The problem with moving away from deconstruction and toward reconstruction is that the belief structure, i.e., the (ontological) edifice that anchors one’s “reconstructed faith” is still left in place as what Lacan calls the big Other, a transcendent foundation that secures everything. Derridean deconstruction resists being bent toward some exterior end and is instead focused on pushing back against our desire for a big Other in the first place, it is the constant examination of the belief structure and its function in discourse. Rather than amounting to a vulgar abdication of responsibility toward this structure deconstruction is the incessant rereading of texts and traditions to 1) reveal their inconsistencies and contradictions and 2) to create discursive space for the other, one might say the divine, to be experienced. Later in his life Derrida himself stated that “the experience of the impossible” was the “least bad” definition of deconstruction. Is this not also a description of the theological task? Not to settle into another sedimented version of reconstructed orthodoxy, but to creatively and inventively (re)read the tradition and thereby open oneself up to new possibilities that were previously unimaginable?
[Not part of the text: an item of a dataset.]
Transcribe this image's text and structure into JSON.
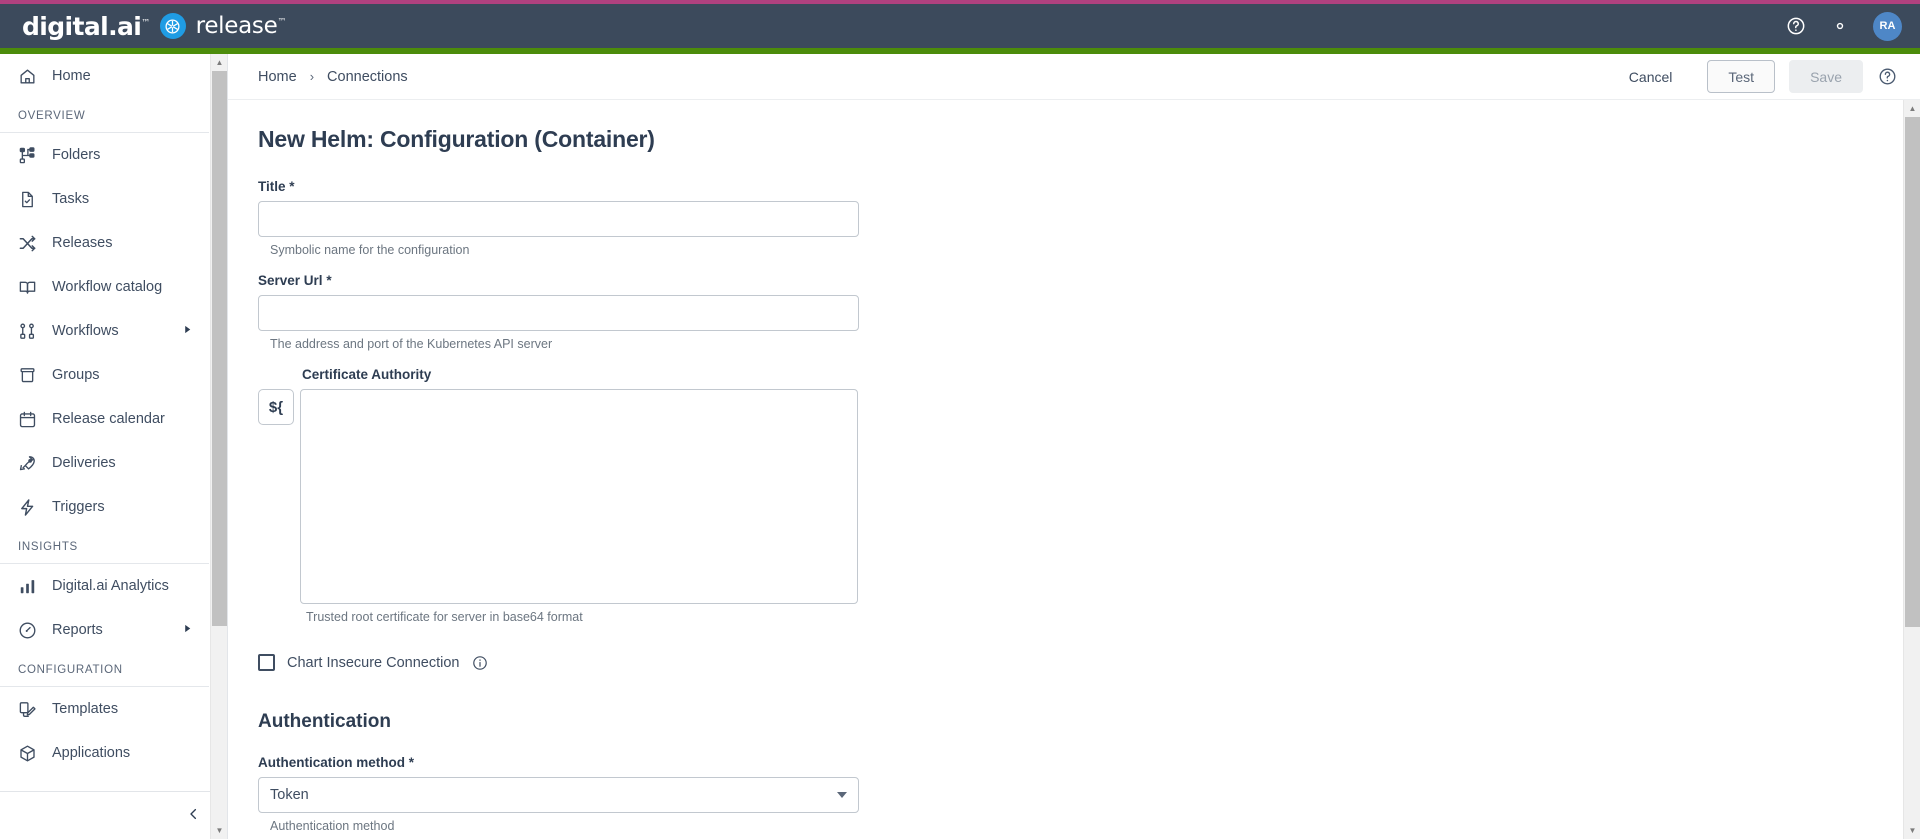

It is in this way that I would say a “reconstructed Christianity” is (hyper)theological in the worst possible sense. That is to say the core of this “reconstruction,” regardless of its content, functions as the big Other, as the transcendental guarantor of meaning and that which secures or grounds all that emanates from it (Neoplatonic pun very much intended). This edifice is, in essence, God — God the big Other who believes on my behalf as the belief structure itself.
A Christianity constantly and perpetually infected by deconstruction is, on the other hand, theological in a much better sense. Maybe not the best sense (if there even is one) but certainly better. Borrowing from the legacy of mysticism and negative theology — but with a healthy degree of suspicion as well — a deconstructive theology aims to speak of that which always elides its grasp, that which creates an open wound of divine desire, an Augustinian restlessness that tears at the fabric of one’s being like an itch that cannot be scratched. This demands constant exploration and re-imagination, not calcified reconstruction. The pursuit of such a desire demands that one sacrifice full satisfaction and contentment. It demands that one come to grips with the reality that the big Other does not exist and instead eventuate, through deconstructive gestures, the coming of God as divine desire always just beyond the horizon, present in its very absence. This, to me, is why deconstruction cannot be abandoned — because this abyss, this wound of divine desire is not something to be overcome and subsequently reconstructed but something the aftermath of which we are constantly wrestling.